Research reveals how AI enables workers to perform tasks beyond their traditional roles
OpenAI's analysis of over 800,000 messages from U.S. ChatGPT users has uncovered significant shifts in how work responsibilities are distributed across organizations. The data shows that 16.8% of work-related messages and 43.5% of occupation-specific messages involve tasks historically performed by other professional categories, a pattern researchers term "task crossover".
The implications become clear through practical examples: small business owners independently handle document drafting and contract review, salespeople analyze customer datasets previously managed by analysts, and marketers troubleshoot website issues without developer involvement. This phenomenon indicates that AI fundamentally reshapes not only work methods but also the allocation of responsibilities among workers.
The analysis reveals distinct patterns across professions. Designers frequently engage in cross-occupational tasks, comprising 35.2% of their messages, while engineering work appears extensively in communications from non-engineers. Marketing emerges as particularly distinctive, accounting for tasks drawn from multiple domains while simultaneously spreading widely throughout the organization.

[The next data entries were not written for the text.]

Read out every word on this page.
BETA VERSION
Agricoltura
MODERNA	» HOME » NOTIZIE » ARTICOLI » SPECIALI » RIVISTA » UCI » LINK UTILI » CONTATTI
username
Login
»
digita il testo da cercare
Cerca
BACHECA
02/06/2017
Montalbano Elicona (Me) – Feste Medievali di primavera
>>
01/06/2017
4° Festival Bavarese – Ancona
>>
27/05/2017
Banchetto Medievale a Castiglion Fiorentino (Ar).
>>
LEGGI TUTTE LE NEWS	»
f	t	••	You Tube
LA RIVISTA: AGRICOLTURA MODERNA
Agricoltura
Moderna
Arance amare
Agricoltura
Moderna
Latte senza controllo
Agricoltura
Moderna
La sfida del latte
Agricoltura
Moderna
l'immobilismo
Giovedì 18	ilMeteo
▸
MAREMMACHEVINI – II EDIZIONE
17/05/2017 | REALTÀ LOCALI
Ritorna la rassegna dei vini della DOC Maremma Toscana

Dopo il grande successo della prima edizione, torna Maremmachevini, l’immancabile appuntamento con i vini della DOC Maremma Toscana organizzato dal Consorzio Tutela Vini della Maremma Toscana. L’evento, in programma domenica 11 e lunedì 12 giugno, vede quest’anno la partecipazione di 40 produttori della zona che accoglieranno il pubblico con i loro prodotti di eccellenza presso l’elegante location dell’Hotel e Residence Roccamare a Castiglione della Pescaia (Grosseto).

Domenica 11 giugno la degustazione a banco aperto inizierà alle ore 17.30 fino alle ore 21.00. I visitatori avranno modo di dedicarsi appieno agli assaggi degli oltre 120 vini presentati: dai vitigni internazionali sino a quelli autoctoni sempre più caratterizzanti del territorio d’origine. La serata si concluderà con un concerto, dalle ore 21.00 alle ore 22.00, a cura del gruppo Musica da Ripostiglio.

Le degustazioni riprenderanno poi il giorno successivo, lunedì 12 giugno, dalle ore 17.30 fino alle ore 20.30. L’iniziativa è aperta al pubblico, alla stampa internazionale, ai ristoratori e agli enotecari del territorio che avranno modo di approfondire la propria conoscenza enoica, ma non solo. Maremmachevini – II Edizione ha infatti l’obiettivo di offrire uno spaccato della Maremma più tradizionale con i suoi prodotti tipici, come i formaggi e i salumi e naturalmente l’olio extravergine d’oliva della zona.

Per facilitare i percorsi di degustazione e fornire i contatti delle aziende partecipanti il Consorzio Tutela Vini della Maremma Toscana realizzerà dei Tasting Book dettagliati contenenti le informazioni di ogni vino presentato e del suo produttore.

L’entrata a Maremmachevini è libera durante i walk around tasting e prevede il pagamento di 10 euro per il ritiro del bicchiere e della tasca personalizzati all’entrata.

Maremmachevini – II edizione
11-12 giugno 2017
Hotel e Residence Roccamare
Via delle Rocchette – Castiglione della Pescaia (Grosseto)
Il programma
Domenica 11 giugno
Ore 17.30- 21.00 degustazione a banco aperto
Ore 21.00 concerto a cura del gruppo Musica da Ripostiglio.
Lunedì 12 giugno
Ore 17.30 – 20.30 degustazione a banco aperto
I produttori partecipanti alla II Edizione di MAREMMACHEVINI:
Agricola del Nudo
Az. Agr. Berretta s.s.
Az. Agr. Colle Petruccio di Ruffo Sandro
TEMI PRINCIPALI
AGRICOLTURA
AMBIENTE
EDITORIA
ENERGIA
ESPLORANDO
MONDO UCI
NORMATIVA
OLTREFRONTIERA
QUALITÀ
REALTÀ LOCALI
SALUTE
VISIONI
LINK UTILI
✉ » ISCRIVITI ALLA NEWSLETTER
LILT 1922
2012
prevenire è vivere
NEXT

Organization size plays a significant role in shaping these patterns. In smaller businesses, workers closer to problems tend to assume responsibility rather than delegate, resulting in higher cross-occupational task rates: 18.9% in teams with 2-5 members compared to 16.3% in larger organizations exceeding 100 employees. These usage patterns provide early indicators of occupational transformation that traditional labor statistics will only capture later.